Allan K. Bertram, MEI FEI ZENG, Andreas Zuend, Daniel Murphy, Gregory Schill, University of British Columbia

     Abstract Number: 217
     Working Group: Aerosols, Clouds and Climate

Abstract
Large wildfires periodically eject massive amounts of biomass burning organic aerosol (BBOA) into the stratosphere, where it can linger for many months and catalyze ozone-destroying reactions. To predict this multiphase chemistry, information is needed on the viscosity and phase state of BBOA. In the following, we used laboratory data and a thermodynamic model to assess the viscosity and phase state of BBOA in the stratosphere. Results suggest that the unaged BBOA and BBOA aged 1.5 days by hydroxyl radicals are in a glassy state for a wide range of temperatures in the stratosphere (approximately 200-275 K).

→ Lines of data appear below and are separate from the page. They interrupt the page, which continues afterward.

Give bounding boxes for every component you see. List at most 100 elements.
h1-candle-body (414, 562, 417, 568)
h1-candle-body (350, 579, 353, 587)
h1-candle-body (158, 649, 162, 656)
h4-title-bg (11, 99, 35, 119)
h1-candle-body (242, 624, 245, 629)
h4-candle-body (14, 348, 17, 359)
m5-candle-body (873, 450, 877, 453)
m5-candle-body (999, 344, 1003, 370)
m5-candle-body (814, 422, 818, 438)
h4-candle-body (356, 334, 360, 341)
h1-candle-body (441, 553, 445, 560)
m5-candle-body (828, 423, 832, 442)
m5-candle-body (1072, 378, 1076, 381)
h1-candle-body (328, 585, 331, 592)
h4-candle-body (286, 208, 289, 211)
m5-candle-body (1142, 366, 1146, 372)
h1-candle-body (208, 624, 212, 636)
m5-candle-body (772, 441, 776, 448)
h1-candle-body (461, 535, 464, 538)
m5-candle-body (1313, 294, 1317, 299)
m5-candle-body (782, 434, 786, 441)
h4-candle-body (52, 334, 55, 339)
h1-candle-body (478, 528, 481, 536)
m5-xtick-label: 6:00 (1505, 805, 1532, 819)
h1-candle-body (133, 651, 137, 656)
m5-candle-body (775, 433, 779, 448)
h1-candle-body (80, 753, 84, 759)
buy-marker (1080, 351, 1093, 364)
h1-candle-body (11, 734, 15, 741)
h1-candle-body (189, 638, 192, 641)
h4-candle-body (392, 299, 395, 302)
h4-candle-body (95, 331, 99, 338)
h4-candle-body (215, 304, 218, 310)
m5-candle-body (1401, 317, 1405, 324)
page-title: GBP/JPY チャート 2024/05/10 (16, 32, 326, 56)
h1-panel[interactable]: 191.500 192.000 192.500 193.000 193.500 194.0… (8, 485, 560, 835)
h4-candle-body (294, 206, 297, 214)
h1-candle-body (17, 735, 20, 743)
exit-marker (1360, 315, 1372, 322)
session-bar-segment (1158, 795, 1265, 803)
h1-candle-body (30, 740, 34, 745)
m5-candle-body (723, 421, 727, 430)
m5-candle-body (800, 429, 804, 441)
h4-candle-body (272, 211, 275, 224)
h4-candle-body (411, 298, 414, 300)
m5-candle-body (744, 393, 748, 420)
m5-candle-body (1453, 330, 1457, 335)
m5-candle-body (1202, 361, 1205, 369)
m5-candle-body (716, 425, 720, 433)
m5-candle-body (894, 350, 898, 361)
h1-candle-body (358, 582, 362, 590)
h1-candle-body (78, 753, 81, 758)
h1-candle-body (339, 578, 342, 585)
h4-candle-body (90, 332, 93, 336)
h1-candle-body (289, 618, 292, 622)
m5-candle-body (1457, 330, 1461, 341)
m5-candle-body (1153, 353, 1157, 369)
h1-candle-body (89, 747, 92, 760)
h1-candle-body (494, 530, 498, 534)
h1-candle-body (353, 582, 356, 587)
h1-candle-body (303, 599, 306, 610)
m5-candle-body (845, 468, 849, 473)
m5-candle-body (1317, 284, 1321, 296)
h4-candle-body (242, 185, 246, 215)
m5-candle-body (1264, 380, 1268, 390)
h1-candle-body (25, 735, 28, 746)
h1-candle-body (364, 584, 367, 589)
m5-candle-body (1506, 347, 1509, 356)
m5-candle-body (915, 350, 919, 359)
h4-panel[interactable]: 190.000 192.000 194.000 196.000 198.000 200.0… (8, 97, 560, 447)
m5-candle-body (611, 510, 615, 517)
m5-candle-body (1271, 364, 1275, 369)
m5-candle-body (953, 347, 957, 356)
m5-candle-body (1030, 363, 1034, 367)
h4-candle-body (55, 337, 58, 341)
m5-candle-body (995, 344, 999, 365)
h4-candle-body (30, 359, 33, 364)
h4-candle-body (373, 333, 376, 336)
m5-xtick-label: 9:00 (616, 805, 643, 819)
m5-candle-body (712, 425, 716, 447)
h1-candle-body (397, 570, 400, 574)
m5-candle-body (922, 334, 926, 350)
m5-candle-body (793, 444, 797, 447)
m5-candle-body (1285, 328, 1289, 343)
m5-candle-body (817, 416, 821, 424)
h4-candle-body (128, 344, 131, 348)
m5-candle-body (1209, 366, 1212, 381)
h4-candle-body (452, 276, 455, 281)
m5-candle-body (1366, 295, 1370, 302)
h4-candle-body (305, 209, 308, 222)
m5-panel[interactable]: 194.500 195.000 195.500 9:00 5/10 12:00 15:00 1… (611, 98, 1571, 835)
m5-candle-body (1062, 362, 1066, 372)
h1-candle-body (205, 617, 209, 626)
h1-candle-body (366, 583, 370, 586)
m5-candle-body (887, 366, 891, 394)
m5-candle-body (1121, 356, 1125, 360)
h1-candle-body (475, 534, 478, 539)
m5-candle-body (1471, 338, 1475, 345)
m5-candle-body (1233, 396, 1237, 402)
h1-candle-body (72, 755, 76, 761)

After long-term aging (weeks to months) and H₂SO₄ uptake (25 wt % H₂SO₄), the particles may still be in a glassy state or more viscous than tar pitch (10⁸ Pa s) between approximately 205-245 K in the stratosphere. These high viscosities could shut off bulk reactions within BBOA particles, and the glassy state could nucleate crystalline polar stratospheric clouds, which can amplify stratospheric ozone depletion. If the H₂SO₄ content reaches 50 %, BBOA likely do not form a glassy state for the full range of temperatures in the stratosphere. However, the viscosities could still reach as high as 10⁶-10¹⁰  Pa s for some conditions in the stratosphere, which could influence multiphase reaction rates within BBOA. Additional studies are needed to confirm the predictions presented here.